We have downgraded our recommendation on MoneyGram International Inc. (MGI) to Neutral based on the current sustainability factor. The company reported third-quarter 2011 earnings of 3 cents per share, in line with the Zacks Consensus Estimate but significantly higher than the loss of 30 cents per share in the year-ago quarter.

Higher money transfer transaction volumes and higher fee and other revenue drove the top line, while absence of preferred dividend payouts, lower tax and interest expenses helped the bottom line. However, these were partially offset by lower investment income and higher operating expenses.

With a significant portion in international income, MoneyGram is severely exposed to interest rate and currency fluctuations. This further reduces earnings visibility and increases the risk of liquidity sustainability, which is a prime need of this money transfer business.

Amid this economic volatility, the effect of the latest reverse stock split and secondary stock offering had almost a zilch on the company’s capital and cash position, although it enhanced the market price, thereby helping investors gain some confidence in the near term.

Meanwhile, accounting for most of financial paper products segment, the money order and official check outsourcing services have been adversely affecting the revenue over the past few years, also posing sufficient credit risk. The company’s growth is limited by the poor business diversification, relatively high agent concentration in its global funds transfer segment and exposure to regulatory risk.

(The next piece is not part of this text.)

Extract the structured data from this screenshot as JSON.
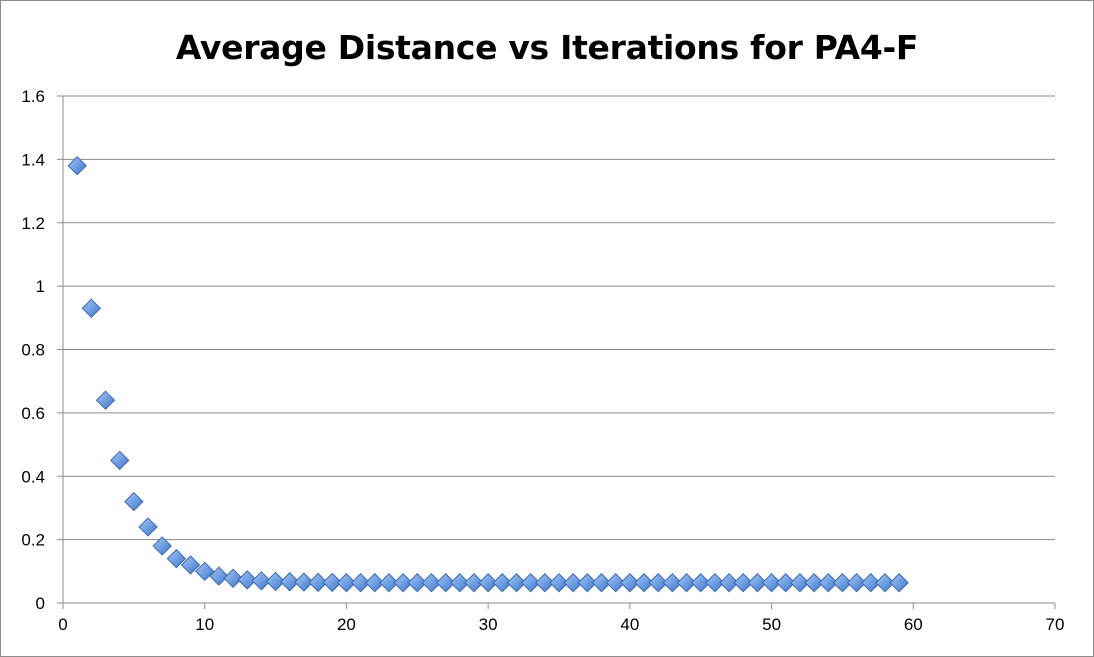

Moreover, the company continues to expand in new emerging verticals, which generates lower revenue per transaction compared to the traditional consumer credit verticals, and also continues to experience secular and economic declines. Besides, net investment revenues have been harshly hit by the global economic downturn. An annualized decline of 15.1% was witnessed in the first nine months of 2011, when investment revenue shrunk to $13.8 million. Net investment revenue also plummeted to mere $20.6 million in 2010 from $31.9 million in 2009, $59.8 million in 2008 and $144.6 million in 2007.

On the flip side, the successful completion of the recapitalization program has helped end the dilution of the stock and the continuous dividend payment against the preferred shares, thereby simplifying MoneyGram’s complex capital structure. This has also helped the company to refinance its existing credit facilities with a new $540 million facility, comprising a revolver and term loan with 5.0 and 6.5 years of maturity, respectively, thereby extending the senior debt maturities to 2017 from 2013.

Overall, the positive effects of the refinancing and recapitalization have not only aided the company in generating earnings after posting losses for about nine previous quarters but also bode well for healthy ratings position. The rating agencies have affirmed a stable outlook, thereby validating a promising growth outlook in future.

Despite the unfavourable economic condition of the U.S. housing market and the growing concern for immigration, MoneyGram showed a modest growth in the money transfer business. Increasing demand in transaction volumes both in domestic and international markets has paved the way for growth over the past several quarters.

Going ahead, the global market for remittance services is expected to be stable given the protracted and favourable secular trends of labour force migration. Hence, even in the longer term, money transfer will remain the driving force at MoneyGram due to increasing demand. This also appears to be favorable for maintaining a strong competitive position, against arch-rival Western Union Co. (WU), in the money transfer sphere.

Given the pros and cons, MoneyGram’s fourth quarter earnings are currently pegged at 18 cents per share, significantly up by about 107% year over year, reflecting continued improvement.  However, for 2011, loss of $1.37 per share is estimated, given the losses incurred in the first half of the year.

Additionally, the company carries a Zacks Rank #3, implying a short-term Hold rating and long-term Neutral stance on the stock.